Looking for opportunities, rather than dwelling on forecasts of gloomy prospects, is exactly how class President Amanda Knights, of Hampstead, Md., plans to move forward with her degree in social work.
"It's certainly scary," she said. "We put all this money into this education and we're supposed to be ready for any job, and then you get out there and there's just none available.
"But I think we can overcome any challenge. I think that's what college prepared us for, and I just look at it as another obstacle in life."
Knights plans to immediately pursue a master's degree in social work at Elizabethtown before diving into the job market.
"My goal is to work with inner-city youth," she said. "I really like working with the education system and I'm interested in policy, so I hope one day to maybe hold some type of government position and do some work with that."
Many advancements in society can be credited to graduates of liberal arts colleges, such as Elizabethtown, said commencement speaker Pauline Yu.
They push the world forward by asking questions and seeking answers, she said.
"You may be commencing life as a graduate, but you are not concluding your career as a student of life," Yu said. "Keep asking, keep questioning and keep climbing."
Yu is president of the American Council of Learned Societies.
As such, she leads an organization that "requires an appreciation for all forms of learning, and an understanding of the vital importance of the role the humanities serve in preserving our past and defining our future," said Susan Traverso, provost and senior vice president of Elizabethtown College.

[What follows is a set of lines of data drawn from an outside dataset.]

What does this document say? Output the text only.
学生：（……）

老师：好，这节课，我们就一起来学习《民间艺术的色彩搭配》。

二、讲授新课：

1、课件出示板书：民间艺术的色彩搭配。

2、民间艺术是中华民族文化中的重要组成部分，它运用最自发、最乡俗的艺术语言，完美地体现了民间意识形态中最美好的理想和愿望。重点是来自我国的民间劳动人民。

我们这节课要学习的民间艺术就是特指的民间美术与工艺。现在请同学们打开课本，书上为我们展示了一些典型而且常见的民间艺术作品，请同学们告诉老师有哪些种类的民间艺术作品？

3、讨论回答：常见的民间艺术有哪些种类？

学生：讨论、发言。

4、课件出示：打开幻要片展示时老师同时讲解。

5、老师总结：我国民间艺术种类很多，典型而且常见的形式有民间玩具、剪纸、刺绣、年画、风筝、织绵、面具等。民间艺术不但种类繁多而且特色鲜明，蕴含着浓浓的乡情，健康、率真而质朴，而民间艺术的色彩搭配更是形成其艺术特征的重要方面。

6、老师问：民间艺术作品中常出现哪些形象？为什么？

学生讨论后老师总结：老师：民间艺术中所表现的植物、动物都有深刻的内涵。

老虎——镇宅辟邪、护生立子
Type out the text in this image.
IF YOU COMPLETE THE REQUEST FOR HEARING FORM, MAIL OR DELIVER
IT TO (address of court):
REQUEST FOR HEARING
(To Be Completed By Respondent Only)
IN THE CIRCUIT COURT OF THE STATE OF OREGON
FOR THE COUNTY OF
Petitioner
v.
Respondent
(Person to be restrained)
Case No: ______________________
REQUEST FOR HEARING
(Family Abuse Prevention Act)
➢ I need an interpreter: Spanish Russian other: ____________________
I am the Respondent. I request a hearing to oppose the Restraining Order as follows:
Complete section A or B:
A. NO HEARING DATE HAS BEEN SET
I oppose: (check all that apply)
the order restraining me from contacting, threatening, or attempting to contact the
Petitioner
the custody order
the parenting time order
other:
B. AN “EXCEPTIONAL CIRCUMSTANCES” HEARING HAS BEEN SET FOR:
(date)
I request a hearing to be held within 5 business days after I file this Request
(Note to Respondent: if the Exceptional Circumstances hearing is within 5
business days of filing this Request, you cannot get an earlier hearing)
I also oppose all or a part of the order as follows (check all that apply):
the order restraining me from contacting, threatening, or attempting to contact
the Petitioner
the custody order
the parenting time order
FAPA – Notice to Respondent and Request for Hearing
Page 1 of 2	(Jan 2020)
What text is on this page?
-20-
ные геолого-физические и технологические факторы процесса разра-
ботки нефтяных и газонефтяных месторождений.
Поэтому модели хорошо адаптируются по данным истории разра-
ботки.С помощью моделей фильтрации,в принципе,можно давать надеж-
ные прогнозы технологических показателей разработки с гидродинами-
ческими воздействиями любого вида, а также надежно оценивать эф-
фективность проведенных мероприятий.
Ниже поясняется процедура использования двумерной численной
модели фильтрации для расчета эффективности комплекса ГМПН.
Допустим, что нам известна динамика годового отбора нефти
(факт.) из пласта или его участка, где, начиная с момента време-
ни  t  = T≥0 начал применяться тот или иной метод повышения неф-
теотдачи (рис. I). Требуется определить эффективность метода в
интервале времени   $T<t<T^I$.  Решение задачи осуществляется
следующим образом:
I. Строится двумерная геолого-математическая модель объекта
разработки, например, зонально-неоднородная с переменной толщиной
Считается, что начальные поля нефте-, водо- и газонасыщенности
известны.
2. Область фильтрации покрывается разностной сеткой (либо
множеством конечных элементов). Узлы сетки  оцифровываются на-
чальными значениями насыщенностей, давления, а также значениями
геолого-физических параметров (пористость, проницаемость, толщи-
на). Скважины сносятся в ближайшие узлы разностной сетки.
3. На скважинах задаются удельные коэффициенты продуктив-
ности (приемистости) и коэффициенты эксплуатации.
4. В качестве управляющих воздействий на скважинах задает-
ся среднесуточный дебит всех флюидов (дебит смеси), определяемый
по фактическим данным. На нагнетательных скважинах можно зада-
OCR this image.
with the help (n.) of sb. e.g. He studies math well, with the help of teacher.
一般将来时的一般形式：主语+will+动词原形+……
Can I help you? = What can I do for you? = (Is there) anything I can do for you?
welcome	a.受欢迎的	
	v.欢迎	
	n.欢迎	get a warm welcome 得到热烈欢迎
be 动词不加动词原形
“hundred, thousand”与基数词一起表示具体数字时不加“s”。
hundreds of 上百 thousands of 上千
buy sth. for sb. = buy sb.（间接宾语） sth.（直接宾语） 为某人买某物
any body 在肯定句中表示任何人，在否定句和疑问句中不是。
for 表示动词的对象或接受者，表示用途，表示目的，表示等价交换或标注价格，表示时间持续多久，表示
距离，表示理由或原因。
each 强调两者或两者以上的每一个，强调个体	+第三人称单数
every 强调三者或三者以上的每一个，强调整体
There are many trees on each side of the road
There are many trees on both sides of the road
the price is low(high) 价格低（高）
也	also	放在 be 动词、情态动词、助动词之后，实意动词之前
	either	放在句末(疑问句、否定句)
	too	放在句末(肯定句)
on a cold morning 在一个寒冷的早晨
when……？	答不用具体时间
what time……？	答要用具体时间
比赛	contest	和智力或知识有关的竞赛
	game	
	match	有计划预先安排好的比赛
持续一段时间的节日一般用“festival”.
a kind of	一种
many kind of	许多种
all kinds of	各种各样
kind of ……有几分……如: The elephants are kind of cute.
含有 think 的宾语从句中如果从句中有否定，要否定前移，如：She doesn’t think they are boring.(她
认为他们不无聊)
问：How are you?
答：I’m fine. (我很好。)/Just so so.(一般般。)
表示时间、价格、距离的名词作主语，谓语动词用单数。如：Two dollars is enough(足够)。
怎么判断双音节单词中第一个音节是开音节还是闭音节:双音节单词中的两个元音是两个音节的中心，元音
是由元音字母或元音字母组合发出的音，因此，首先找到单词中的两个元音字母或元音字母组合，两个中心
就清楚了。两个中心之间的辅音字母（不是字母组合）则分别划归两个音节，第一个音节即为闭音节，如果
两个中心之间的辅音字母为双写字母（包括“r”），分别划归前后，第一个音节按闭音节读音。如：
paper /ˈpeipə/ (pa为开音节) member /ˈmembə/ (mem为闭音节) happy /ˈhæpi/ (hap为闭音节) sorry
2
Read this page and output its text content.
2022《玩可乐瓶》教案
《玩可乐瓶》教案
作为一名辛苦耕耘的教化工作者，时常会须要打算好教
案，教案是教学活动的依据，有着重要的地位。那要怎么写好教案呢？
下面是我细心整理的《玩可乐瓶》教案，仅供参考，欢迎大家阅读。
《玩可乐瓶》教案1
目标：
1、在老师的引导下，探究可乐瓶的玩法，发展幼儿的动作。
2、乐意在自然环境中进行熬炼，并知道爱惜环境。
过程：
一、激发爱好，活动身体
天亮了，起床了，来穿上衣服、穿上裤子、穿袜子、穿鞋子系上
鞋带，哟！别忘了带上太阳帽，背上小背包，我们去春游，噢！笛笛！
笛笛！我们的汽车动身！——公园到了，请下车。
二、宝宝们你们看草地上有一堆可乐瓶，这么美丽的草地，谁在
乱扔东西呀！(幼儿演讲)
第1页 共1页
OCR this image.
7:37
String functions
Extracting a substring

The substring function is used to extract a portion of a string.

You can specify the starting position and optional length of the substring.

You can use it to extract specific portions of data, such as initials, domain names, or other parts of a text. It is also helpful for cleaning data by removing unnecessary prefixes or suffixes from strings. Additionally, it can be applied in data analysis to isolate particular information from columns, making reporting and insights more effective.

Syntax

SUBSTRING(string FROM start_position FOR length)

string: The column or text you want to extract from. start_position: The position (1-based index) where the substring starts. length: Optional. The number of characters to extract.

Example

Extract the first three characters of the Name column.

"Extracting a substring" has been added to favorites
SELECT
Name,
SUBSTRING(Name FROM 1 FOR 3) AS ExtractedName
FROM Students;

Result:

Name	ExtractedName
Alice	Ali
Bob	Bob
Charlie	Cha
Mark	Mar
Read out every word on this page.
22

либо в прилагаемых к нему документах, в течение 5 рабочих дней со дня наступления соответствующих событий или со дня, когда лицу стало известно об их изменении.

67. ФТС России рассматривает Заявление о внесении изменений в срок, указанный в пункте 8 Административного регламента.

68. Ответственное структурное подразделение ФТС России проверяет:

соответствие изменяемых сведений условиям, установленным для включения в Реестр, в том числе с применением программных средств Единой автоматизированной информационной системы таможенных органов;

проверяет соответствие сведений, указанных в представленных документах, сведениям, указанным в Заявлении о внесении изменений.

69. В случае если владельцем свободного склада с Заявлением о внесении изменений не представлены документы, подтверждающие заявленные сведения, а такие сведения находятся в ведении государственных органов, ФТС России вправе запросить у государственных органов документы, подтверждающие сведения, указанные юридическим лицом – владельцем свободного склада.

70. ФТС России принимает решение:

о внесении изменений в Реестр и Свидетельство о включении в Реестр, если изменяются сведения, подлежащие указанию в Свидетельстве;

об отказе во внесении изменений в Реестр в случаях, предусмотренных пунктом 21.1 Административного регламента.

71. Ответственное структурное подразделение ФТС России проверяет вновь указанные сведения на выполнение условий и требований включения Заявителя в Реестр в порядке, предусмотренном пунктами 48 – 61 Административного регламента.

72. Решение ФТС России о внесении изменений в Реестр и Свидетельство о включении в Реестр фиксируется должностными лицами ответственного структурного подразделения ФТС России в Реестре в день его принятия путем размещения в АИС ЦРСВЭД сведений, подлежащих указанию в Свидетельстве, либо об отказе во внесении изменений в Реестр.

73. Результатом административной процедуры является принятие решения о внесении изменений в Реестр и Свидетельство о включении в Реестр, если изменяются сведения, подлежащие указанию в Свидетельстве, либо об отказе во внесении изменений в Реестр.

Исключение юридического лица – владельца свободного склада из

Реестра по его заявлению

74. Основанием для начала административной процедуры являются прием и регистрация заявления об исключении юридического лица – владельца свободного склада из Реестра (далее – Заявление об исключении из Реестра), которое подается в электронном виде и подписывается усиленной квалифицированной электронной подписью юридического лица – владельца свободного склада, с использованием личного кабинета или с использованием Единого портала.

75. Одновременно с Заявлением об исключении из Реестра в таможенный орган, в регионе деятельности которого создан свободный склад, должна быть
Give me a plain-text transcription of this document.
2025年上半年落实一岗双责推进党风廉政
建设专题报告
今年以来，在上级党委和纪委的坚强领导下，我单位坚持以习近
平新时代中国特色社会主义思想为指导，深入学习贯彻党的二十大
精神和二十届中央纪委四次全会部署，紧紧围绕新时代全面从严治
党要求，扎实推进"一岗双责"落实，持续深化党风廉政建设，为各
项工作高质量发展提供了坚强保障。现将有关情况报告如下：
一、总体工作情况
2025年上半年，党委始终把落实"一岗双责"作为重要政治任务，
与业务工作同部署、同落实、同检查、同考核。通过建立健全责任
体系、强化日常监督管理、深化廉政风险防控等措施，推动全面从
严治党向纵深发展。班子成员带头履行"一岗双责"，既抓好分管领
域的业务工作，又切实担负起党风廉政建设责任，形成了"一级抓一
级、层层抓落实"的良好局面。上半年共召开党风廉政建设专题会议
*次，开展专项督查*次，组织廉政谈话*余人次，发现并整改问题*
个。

Yu quoted former President Woodrow Wilson in describing to the graduates the importance of their college degrees and of colleges in general.
" 'The purpose of college ... was to prepare students for the grave duties of citizens and neighbors,' " she said.
Further, she quoted, " 'the man who has traveled in the realms of thought brings lessons home with him which make him grave and wise beyond his fellows."
What the world needs now, Yu told the graduates, is more educated people.
"You should prize what has become an increasingly endangered notion in this country," she said. "The ideal that a strong system of higher education serves the public good has faded and frayed.
"What dominates now instead is the conception that the prime value of education is private gain — better jobs, higher incomes, larger homes, faster cycles on the hamster wheel of affluence."
Yu urged the graduates "to fulfill the mission of this college — to be exemplars of how the life of learning you have enjoyed at Elizabethtown can be the foundation of sustained learning and service that benefits not just yourselves, but your families, your communities and your nation."